Changing a handle on a Sim Twist

I have a Made in England Gillette Slim Twist that was in rough shape. I managed to get the head out of the handle without ruining the plastic and I sent the head assembly off to be re-nickeled. These were really thinly plated razors judging by how much brassing was on the head in places that get no wear, but it should come back looking better than new.

So then I got looking at the cheesy blue plastic handle - I can't put a nice head on that... thing. So I decided to make a new handle while I wait for the razor to get back.

I was going to use bone, but I couldn't readily find a piece with a large enough wall to make a thick enough handle. So instead, I use a Whitetail deer antler shed. This would be my first time lathing antler and I think it's going exceptionally well.

Step 1: Cut the antler to size, rough out a somewhat round end on a belt sander, chuck it up in the metal lathe (I don't think the hand chisels would cut this stuff well in a wood lathe), centre-drill the other end and start making a cylinder:


Once it's a cylinder the same diameter as the mouth of the old handle, drill out one end to match the interior dimension of the original handle:


Epoxy a piece of horn on the other end and turn it all to the same diameter. I got the horn from an old broken straight razor handle. I also kept the handle beefier than the slim twist handle as I like thinker handles.

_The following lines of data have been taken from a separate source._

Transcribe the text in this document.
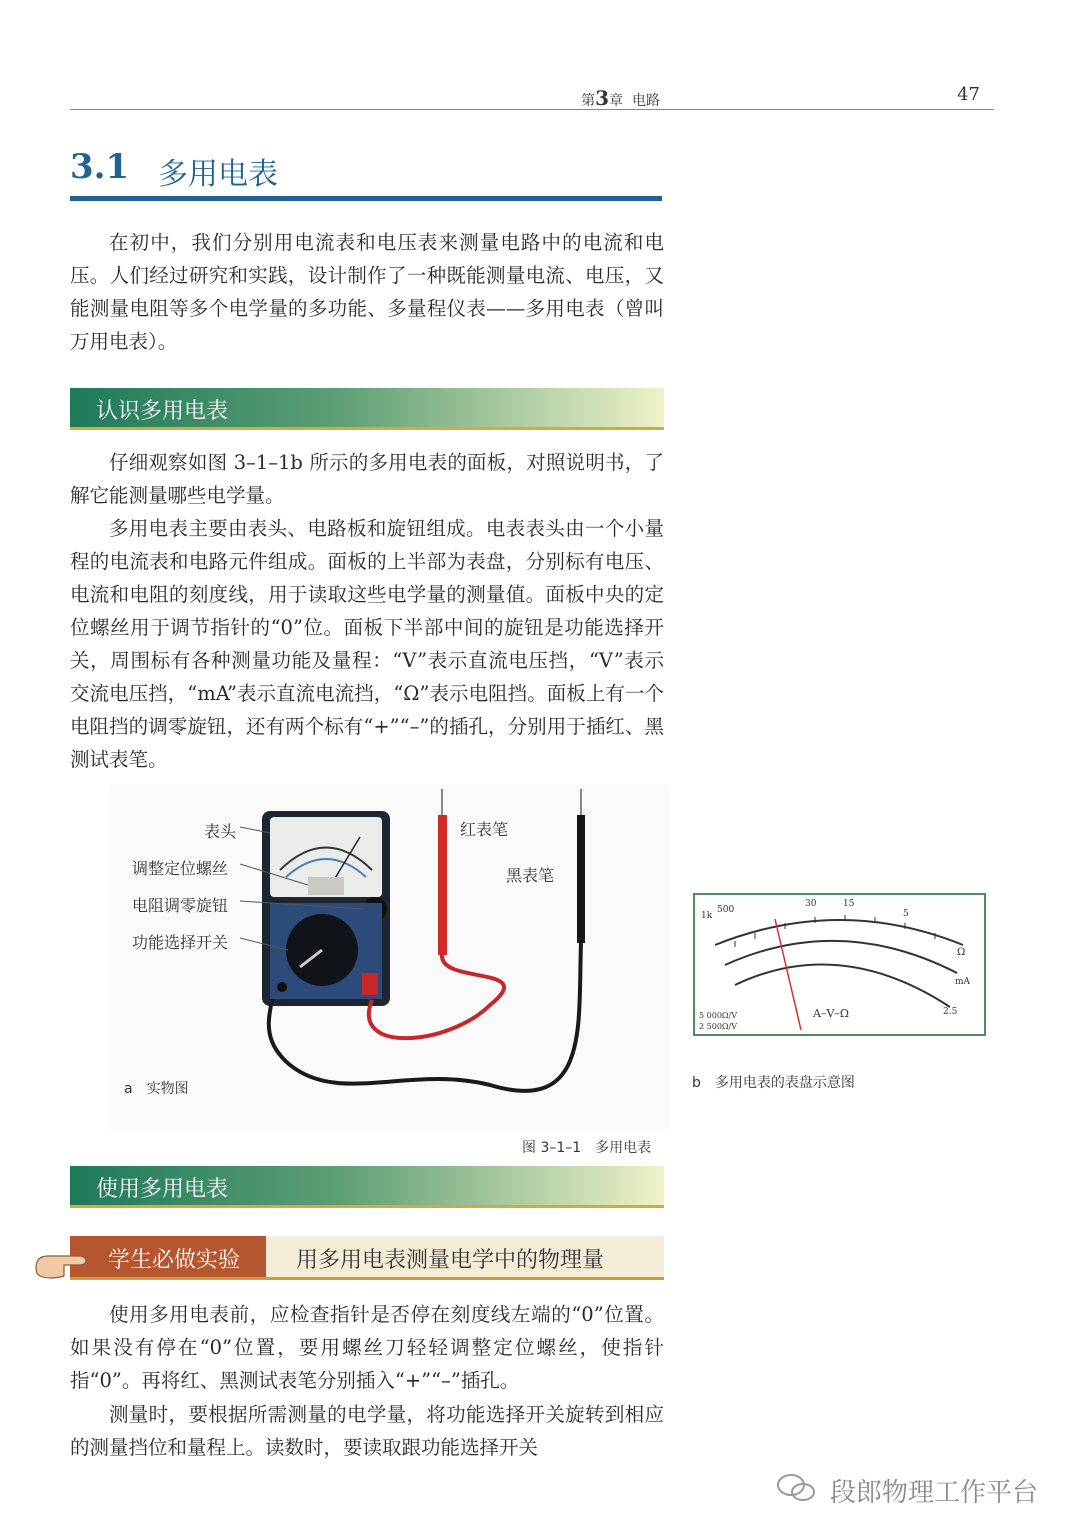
第3章 电路	47
3.1 多用电表

在初中，我们分别用电流表和电压表来测量电路中的电流和电压。人们经过研究和实践，设计制作了一种既能测量电流、电压，又能测量电阻等多个电学量的多功能、多量程仪表——多用电表（曾叫万用电表）。

认识多用电表

仔细观察如图 3–1–1b 所示的多用电表的面板，对照说明书，了解它能测量哪些电学量。

多用电表主要由表头、电路板和旋钮组成。电表表头由一个小量程的电流表和电路元件组成。面板的上半部为表盘，分别标有电压、电流和电阻的刻度线，用于读取这些电学量的测量值。面板中央的定位螺丝用于调节指针的“0”位。面板下半部中间的旋钮是功能选择开关，周围标有各种测量功能及量程：“V”表示直流电压挡，“V”表示交流电压挡，“mA”表示直流电流挡，“Ω”表示电阻挡。面板上有一个电阻挡的调零旋钮，还有两个标有“+”“–”的插孔，分别用于插红、黑测试表笔。

表头
调整定位螺丝
电阻调零旋钮
功能选择开关
红表笔
黑表笔
a　实物图
1k
500
30	15
5
Ω
mA
A–V–Ω
5 000Ω/V
2 500Ω/V
2.5
b　多用电表的表盘示意图
图 3–1–1　多用电表
使用多用电表
学生必做实验	用多用电表测量电学中的物理量

使用多用电表前，应检查指针是否停在刻度线左端的“0”位置。如果没有停在“0”位置，要用螺丝刀轻轻调整定位螺丝，使指针指“0”。再将红、黑测试表笔分别插入“+”“–”插孔。

测量时，要根据所需测量的电学量，将功能选择开关旋转到相应的测量挡位和量程上。读数时，要读取跟功能选择开关

段郎物理工作平台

Polish the handle to 2000 grit and then cut annular rings into the outside of it to provide a little better grip:


At this point, I re-polished to 200 grit to take any burrs off the grooves and I decided to fill the grooves with black glossy automotive paint to give them a little contrast, kinda like scrimshaw.


Bone and antler are both a little porous, so I may coat this whole think is some sort of polymer based finish to make it all watertight. Still mulling over what to use...

So far though, it's nice and smooth and cool to the touch, unlike plastic. It feels just like bone.